Monday, February 9, 2009

Comic for Education


Comic book is getting more popular nowadays. Children and also adults like reading it. Modern comic book was inadvertently born by two employees at the Eastern Color Printing Company who collected a number of popular newspaper comic strips and arranged them into a tabloid-sized magazine (Wright, 2001). Since 1933, the year when the two employees gave birth to the modern comic, comic has become more and more popular.
Music and film have been commonly used as media in learning process. But comic has not. Although comic is relished by many people of different ages, hundreds of people believe that comic is not good for children. Most comics, indeed, contain bad things that parents are worry if their children will imitate the bad attitude they find in them.

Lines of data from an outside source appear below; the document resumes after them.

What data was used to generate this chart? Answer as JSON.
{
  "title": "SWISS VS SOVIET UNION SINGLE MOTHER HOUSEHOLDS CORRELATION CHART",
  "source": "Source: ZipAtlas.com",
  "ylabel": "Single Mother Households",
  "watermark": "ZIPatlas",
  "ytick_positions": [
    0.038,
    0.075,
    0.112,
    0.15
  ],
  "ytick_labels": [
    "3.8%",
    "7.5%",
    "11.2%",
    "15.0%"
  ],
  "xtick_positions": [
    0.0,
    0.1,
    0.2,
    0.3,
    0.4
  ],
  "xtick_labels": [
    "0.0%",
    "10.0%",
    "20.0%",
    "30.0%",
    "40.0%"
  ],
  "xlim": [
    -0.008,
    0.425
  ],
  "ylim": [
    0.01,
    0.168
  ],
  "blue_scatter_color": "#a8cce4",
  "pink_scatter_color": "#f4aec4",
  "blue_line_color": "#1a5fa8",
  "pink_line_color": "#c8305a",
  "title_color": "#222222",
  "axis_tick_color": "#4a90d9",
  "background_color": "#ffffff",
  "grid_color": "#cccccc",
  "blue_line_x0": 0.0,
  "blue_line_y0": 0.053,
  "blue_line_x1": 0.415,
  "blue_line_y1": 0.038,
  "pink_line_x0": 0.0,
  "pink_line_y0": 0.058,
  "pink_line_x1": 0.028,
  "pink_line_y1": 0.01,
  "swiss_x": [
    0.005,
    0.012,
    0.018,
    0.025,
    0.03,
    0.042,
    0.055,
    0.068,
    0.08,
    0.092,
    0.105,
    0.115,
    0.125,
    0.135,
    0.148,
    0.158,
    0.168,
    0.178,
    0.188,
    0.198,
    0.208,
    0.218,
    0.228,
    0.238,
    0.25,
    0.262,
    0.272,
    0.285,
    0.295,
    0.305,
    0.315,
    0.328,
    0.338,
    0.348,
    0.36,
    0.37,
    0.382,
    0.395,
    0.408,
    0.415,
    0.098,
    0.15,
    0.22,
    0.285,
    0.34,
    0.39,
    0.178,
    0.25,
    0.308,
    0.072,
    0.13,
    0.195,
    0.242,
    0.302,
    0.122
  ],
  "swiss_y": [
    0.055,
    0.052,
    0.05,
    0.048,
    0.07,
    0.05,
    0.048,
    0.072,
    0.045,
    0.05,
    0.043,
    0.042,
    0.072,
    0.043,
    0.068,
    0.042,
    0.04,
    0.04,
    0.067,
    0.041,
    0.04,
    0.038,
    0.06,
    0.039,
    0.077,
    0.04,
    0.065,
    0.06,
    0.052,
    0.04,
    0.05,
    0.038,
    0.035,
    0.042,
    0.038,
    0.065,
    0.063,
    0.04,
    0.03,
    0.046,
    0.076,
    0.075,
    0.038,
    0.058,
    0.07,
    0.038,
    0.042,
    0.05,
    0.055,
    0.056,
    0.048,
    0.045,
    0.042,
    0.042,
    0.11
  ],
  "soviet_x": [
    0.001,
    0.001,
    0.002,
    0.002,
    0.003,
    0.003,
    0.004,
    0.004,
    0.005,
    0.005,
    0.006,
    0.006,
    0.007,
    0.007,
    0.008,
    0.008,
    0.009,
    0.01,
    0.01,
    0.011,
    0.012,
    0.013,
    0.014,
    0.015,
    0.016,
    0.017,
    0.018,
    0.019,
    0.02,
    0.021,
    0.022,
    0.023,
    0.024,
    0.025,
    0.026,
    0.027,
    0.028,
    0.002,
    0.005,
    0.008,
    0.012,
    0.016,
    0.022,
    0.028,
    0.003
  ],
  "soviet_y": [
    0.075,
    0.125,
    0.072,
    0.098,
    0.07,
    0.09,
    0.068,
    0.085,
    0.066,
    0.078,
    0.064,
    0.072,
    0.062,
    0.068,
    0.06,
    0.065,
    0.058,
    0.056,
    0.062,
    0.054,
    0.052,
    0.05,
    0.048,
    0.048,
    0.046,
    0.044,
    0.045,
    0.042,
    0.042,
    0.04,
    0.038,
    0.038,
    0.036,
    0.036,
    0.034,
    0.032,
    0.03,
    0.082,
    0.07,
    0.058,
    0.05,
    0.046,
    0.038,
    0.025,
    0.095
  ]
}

But then, many experiments show contrary view. According to Gene Yang (2003) comic has five strengths to use in education. Those strengths are:
1. Motivating
Hutchinson (1949) found as the result of his experiment that 74% of teachers surveyed found comics "helpful for motivation".
2. Visual
Sones (1944) noted that students of "low and middle intelligence levels" were especially helped by comics' visual quality.
3. Permanent
Using comic as learning media is much different with using film or animation. If students don’t understand a scene of a film or animation, they cannot repeat the unknown scene. But we can do this if we use comic.
4. Intermediary
Karl Koenke (1981) suggests that comics can lead students towards the discipline of reading, especially those who don't enjoy reading or have a fear of failure.
5. Popular
Timothy Morrison, Gregory Bryan, and George Chilcoat (2002) suggest that, by incorporating popular culture (comic, for instance) into the curriculum, teachers can bridge the separation many students feel between their lives in and out of school.
Comic can be an alternative media to learn English. Just try it.